2024年、メキシコでは4つの新しい金鉱が稼働を開始し、総額1,104百万ドルの投資が行われる予定である。これは、2023年に鉱業法改正により困難な状況にあった業界にとって明るいニュースである。

これらの新しいプロジェクトにより、メキシコの金生産は年間323,400オンスに増加する見込みだ。ラウル・ガルシア・レイムベルト、メキシコ鉱山、冶金、地質工学者協会(CIMMGM)会長は、これらの新しいプロジェクトが国内産業にとって重要であり、雇用創出と税収増加に貢献すると述べている。
2023年10月時点の暫定データによると、メキシコの金生産は前年比で50%以上減少し、2020年以来最低の2,266,000オンスに落ち込んだ。これは、ザカテカス州にあるメキシコ最大の金生産者、ペニャスキート鉱山(Newmont運営)の4か月以上にわたるストライキが原因である。
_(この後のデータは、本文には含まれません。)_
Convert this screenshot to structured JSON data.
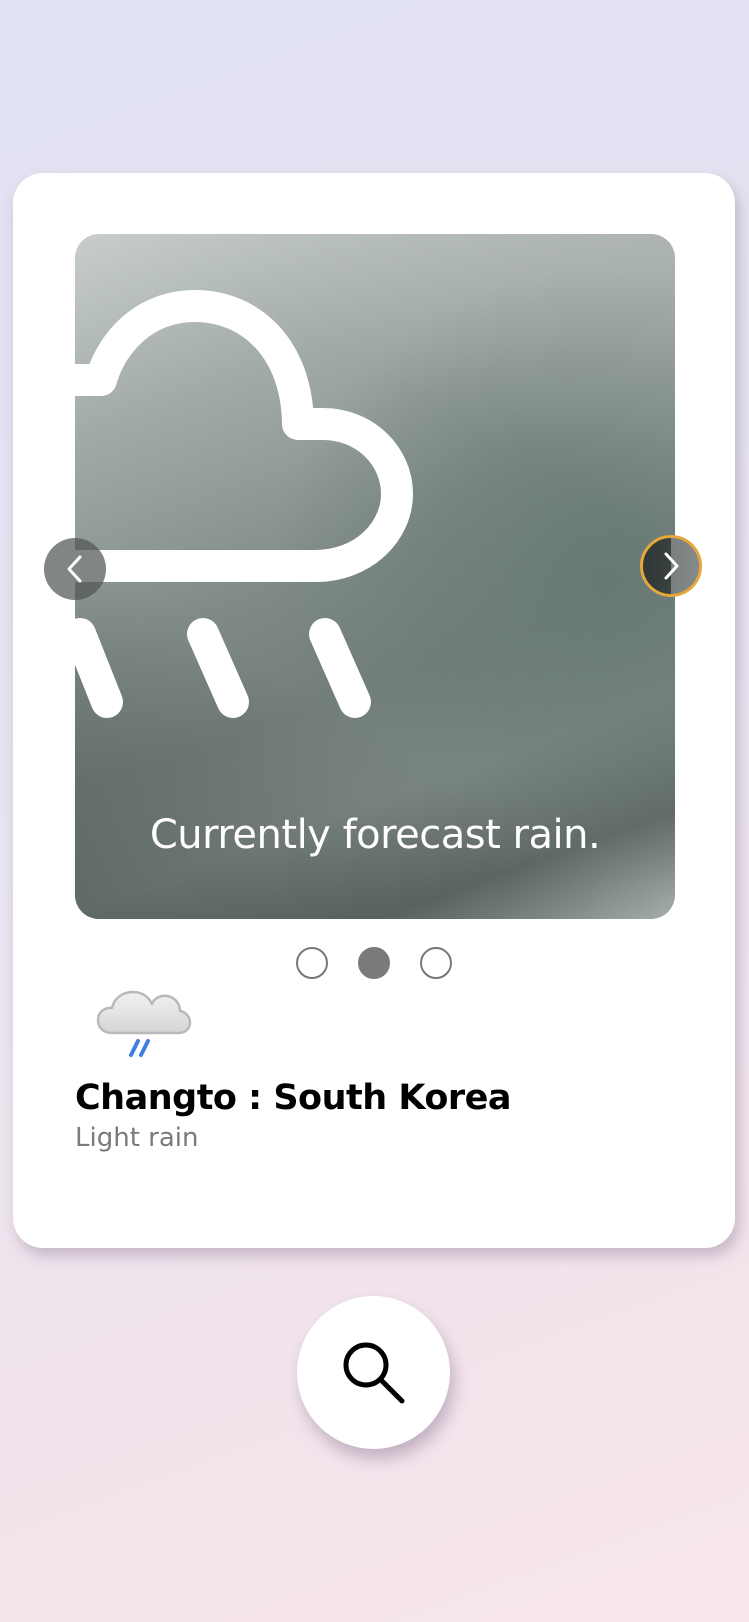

最大のプロジェクトは、カナダのトレックス・ゴールド・リソーシズが運営するメディア・ルナで、2024年の最終四半期に稼働を開始し、年間最大170,000オンスの金を生産する予定だ。2022年には、同プロジェクトのエンジニアリングと調達活動が1億2470万ドルで15%進行しており、2023年には最大4億4000万ドルの投資が予定されている。
ザカテカス州とソノラ州は、金生産において競合している。2022年にはザカテカス州がソノラ州を上回り、金生産における28.8%のシェアを占めた。2024年には、両州で新しいプロジェクトが開始されることで、どちらがトップになるか競争が激化すると予想される。
ソノラ州では、ソノラ・ゴールドがセロ・カリチェ鉱山での運営を開始し、年間約45,000オンスの金を採掘する予定だ。一方、ザカテカス州では、ミネラ・アラモスがセロ・ゴルドプロジェクトを開始し、最初の4年間で年間60,000から70,000オンスの金を生産する見込みである。
また、カナダのエンデバー・シルバーはハリスコ州でラ・テロネラプロジェクトを開始し、年間約33,000オンスの金を生産する計画である。同社は、このプロジェクトに1億7500万ドル以上を投資している。
これらの新しいプロジェクトにより、メキシコは世界の金生産国としての地位を向上させる可能性がある。現在、メキシコは世界で10番目の金生産国であるが、これらの追加生産により、インドネシアなどの国々を上回ることが期待されている。